Zum zufriedenen Bürgermeister Michael Häupl: Die SPÖ kann sich in Wien wieder als Gegenmodell zum Bund positionieren. Man muss keine Sparpakete mittragen, man kann sich vier Jahre lang in Kritik an der Bundesregierung und an all ihren Maßnahmen ergehen. Im Jahr 2006, bei der nächsten Gemeinderatswahl in Wien, können die Sozialdemokraten wieder auf die Stimmen der Unzufriedenen hoffen. Schon einmal, im Jahr 2001, hat Häupl diese Strategie erfolgreich angewendet: Mit Hilfe der Grünen verlegte er die Wahl um ein halbes Jahr vor und ließ just zu einem Zeitpunkt wählen, als Steuererhöhungen und Einschnitte der VP/FP-Regierung griffen. Das Ergebnis: Die verärgerten Bürger bescherten Wiens SPÖ eine absolute Mehrheit.

Auf diese absolute Mehrheit hofft die niederösterreichische ÖVP bei der Landtagswahl am 30. März.

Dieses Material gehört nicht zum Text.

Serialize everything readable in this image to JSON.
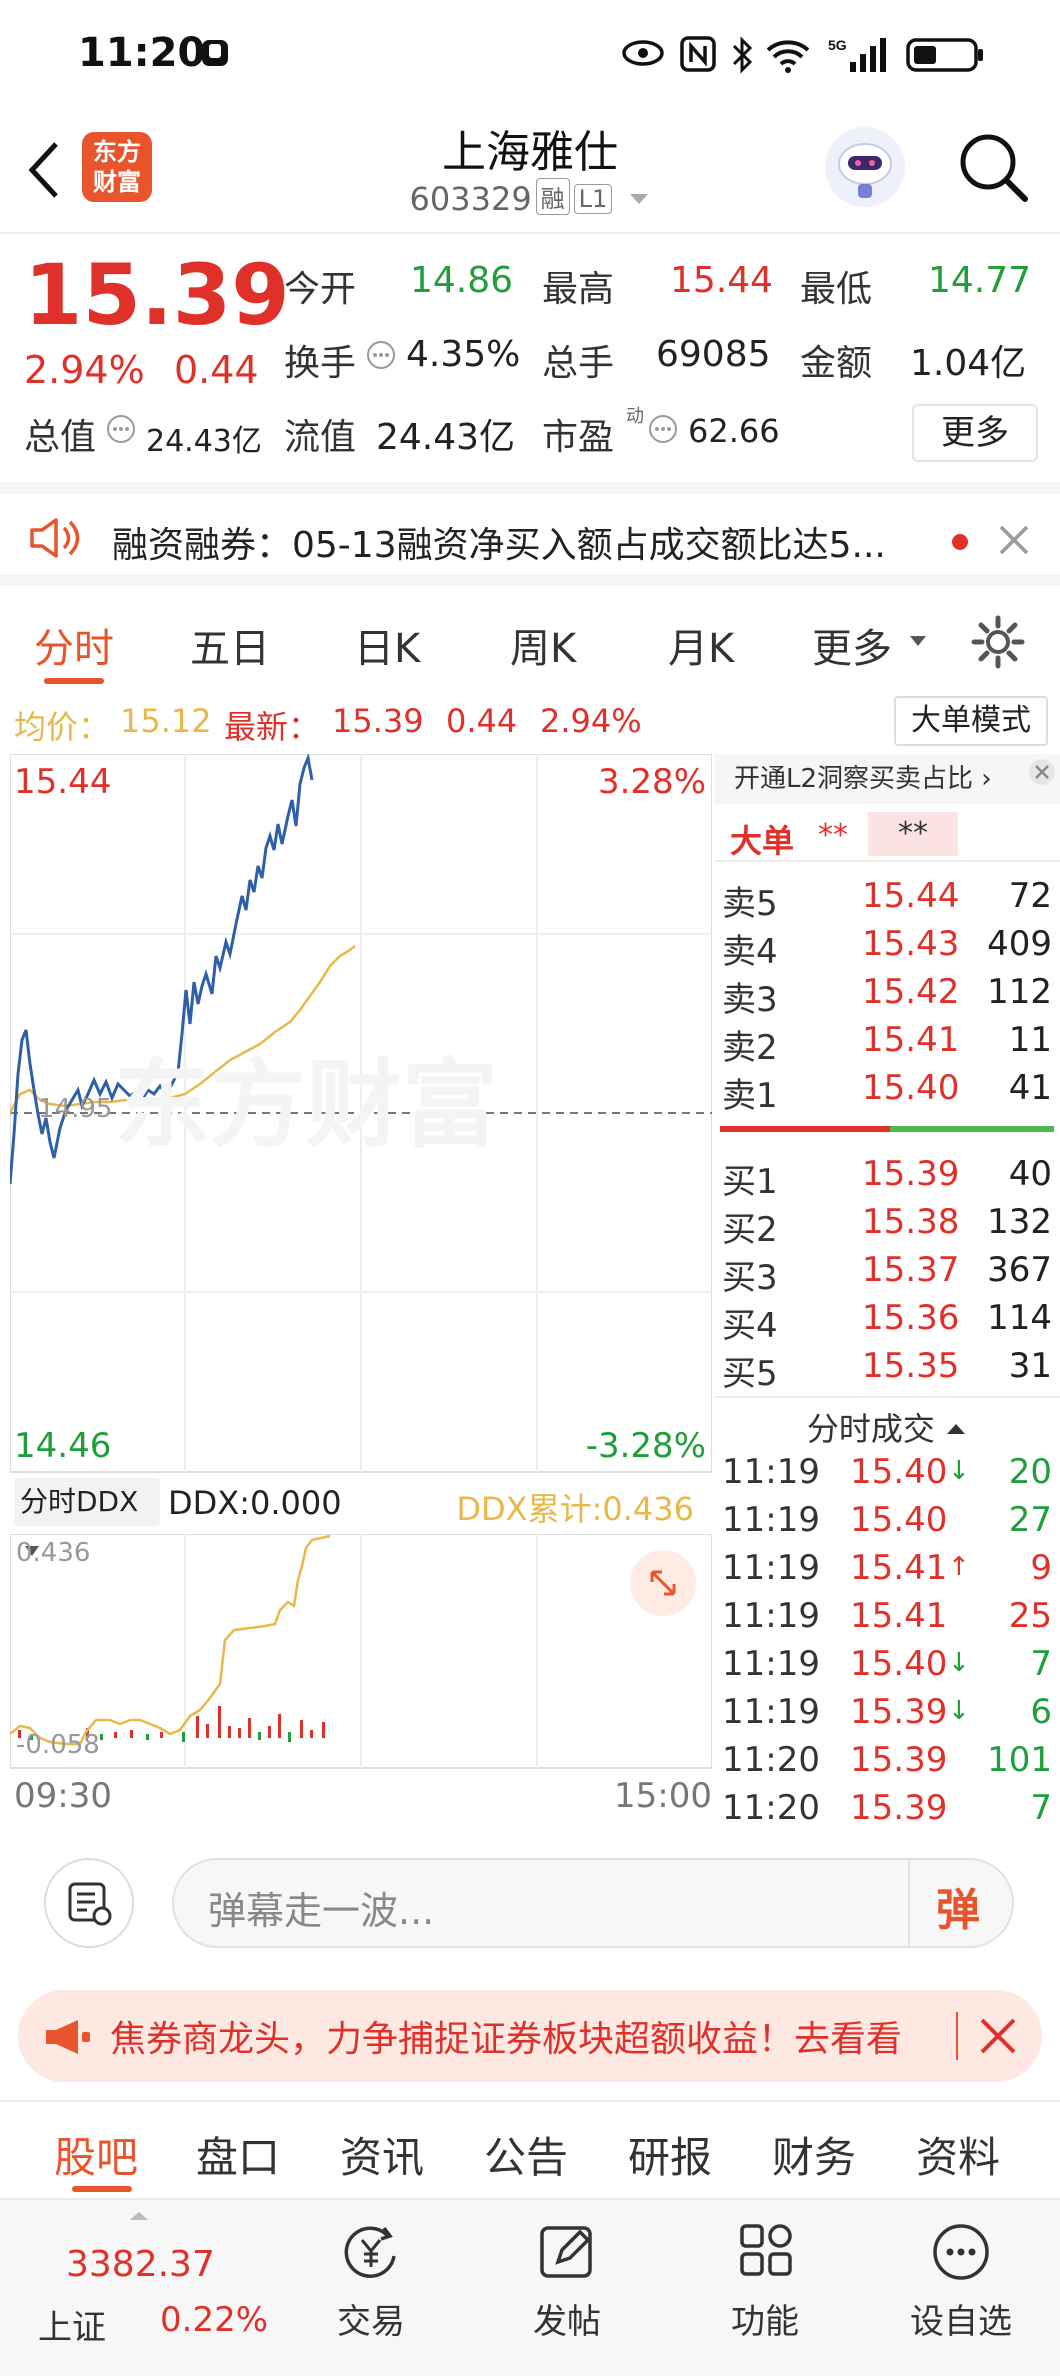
{
  "status": {
    "time": "11:20"
  },
  "header": {
    "back_icon": "chevron-left-icon",
    "logo_text_1": "东方",
    "logo_text_2": "财富",
    "title": "上海雅仕",
    "code": "603329",
    "tag_rong": "融",
    "tag_level": "L1",
    "search_icon": "search-icon"
  },
  "quote": {
    "price": "15.39",
    "change_pct": "2.94%",
    "change": "0.44",
    "open_label": "今开",
    "open": "14.86",
    "high_label": "最高",
    "high": "15.44",
    "low_label": "最低",
    "low": "14.77",
    "turnover_label": "换手",
    "turnover": "4.35%",
    "volume_label": "总手",
    "volume": "69085",
    "amount_label": "金额",
    "amount": "1.04亿",
    "mktcap_label": "总值",
    "mktcap": "24.43亿",
    "float_label": "流值",
    "float": "24.43亿",
    "pe_label": "市盈",
    "pe_sup": "动",
    "pe": "62.66",
    "more_button": "更多"
  },
  "notice": {
    "text": "融资融券：05-13融资净买入额占成交额比达5..."
  },
  "chart_tabs": [
    "分时",
    "五日",
    "日K",
    "周K",
    "月K",
    "更多"
  ],
  "info_line": {
    "avg_label": "均价：",
    "avg": "15.12",
    "latest_label": "最新：",
    "latest": "15.39",
    "chg": "0.44",
    "pct": "2.94%",
    "mode_button": "大单模式"
  },
  "chart": {
    "top_price": "15.44",
    "top_pct": "3.28%",
    "bottom_price": "14.46",
    "bottom_pct": "-3.28%",
    "mid_label": "14.95",
    "watermark": "东方财富",
    "price_color": "#2e5fa8",
    "avg_color": "#e8b84a"
  },
  "ddx": {
    "selector": "分时DDX",
    "ddx_label": "DDX:0.000",
    "ddx_cum": "DDX累计:0.436",
    "top_val": "0.436",
    "bottom_val": "-0.058",
    "time_start": "09:30",
    "time_end": "15:00"
  },
  "book": {
    "l2_promo": "开通L2洞察买卖占比",
    "big_label": "大单",
    "big_v1": "**",
    "big_v2": "**",
    "asks": [
      {
        "label": "卖5",
        "price": "15.44",
        "vol": "72"
      },
      {
        "label": "卖4",
        "price": "15.43",
        "vol": "409"
      },
      {
        "label": "卖3",
        "price": "15.42",
        "vol": "112"
      },
      {
        "label": "卖2",
        "price": "15.41",
        "vol": "11"
      },
      {
        "label": "卖1",
        "price": "15.40",
        "vol": "41"
      }
    ],
    "bids": [
      {
        "label": "买1",
        "price": "15.39",
        "vol": "40"
      },
      {
        "label": "买2",
        "price": "15.38",
        "vol": "132"
      },
      {
        "label": "买3",
        "price": "15.37",
        "vol": "367"
      },
      {
        "label": "买4",
        "price": "15.36",
        "vol": "114"
      },
      {
        "label": "买5",
        "price": "15.35",
        "vol": "31"
      }
    ],
    "ticks_title": "分时成交",
    "ticks": [
      {
        "time": "11:19",
        "price": "15.40",
        "dir": "↓",
        "vol": "20",
        "pc": "red",
        "vc": "green"
      },
      {
        "time": "11:19",
        "price": "15.40",
        "dir": "",
        "vol": "27",
        "pc": "red",
        "vc": "green"
      },
      {
        "time": "11:19",
        "price": "15.41",
        "dir": "↑",
        "vol": "9",
        "pc": "red",
        "vc": "red"
      },
      {
        "time": "11:19",
        "price": "15.41",
        "dir": "",
        "vol": "25",
        "pc": "red",
        "vc": "red"
      },
      {
        "time": "11:19",
        "price": "15.40",
        "dir": "↓",
        "vol": "7",
        "pc": "red",
        "vc": "green"
      },
      {
        "time": "11:19",
        "price": "15.39",
        "dir": "↓",
        "vol": "6",
        "pc": "red",
        "vc": "green"
      },
      {
        "time": "11:20",
        "price": "15.39",
        "dir": "",
        "vol": "101",
        "pc": "red",
        "vc": "green"
      },
      {
        "time": "11:20",
        "price": "15.39",
        "dir": "",
        "vol": "7",
        "pc": "red",
        "vc": "green"
      }
    ]
  },
  "danmu": {
    "placeholder": "弹幕走一波...",
    "button": "弹"
  },
  "ad": {
    "text": "焦券商龙头，力争捕捉证券板块超额收益！去看看"
  },
  "bottom_tabs": [
    "股吧",
    "盘口",
    "资讯",
    "公告",
    "研报",
    "财务",
    "资料"
  ],
  "navbar": {
    "index_value": "3382.37",
    "index_name": "上证",
    "index_pct": "0.22%",
    "items": [
      {
        "label": "交易",
        "icon": "yen-cycle-icon"
      },
      {
        "label": "发帖",
        "icon": "edit-icon"
      },
      {
        "label": "功能",
        "icon": "grid-icon"
      },
      {
        "label": "设自选",
        "icon": "more-circle-icon"
      }
    ]
  },
  "colors": {
    "up": "#e0302a",
    "down": "#1f9e3a",
    "accent": "#e8542c"
  }
}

Und da passt die Fortsetzung der VP/FP-Bundesregierung gar nicht ins Konzept. Denn Landeschef Pröll muss ausgerechnet zu einem Zeitpunkt wählen, zu dem ihm seine Bundespartei Selbstbehalte beim Arztbesuch und diverse Erhöhungen beschert. Verständlich daher seine Taktik, offen gegen die Fortsetzung der VP/FP-Koalition aufzutreten - und vermutlich bald auch Kritik an einzelnen Plänen der Regierung zu üben (es ist kein Zufall, dass er der Vorstandssitzung am Freitag fern blieb). Schließlich will Pröll bei der Landtagswahl nicht die Rechnung für die unpopulären Entscheidungen des Bundes präsentiert bekommen. Als Zugeständnis an den verärgerten Niederösterreicher hat Wolfgang Schüssel bereits seinen Neffen Josef Pröll zum Landwirtschaftsminister gemacht.

Etwas Positives hat die Regierung aber für die VP-Niederösterreich auf jeden Fall: Geht die Wahl nicht aus, wie erhofft, hat man seit Freitag einen Schuldigen.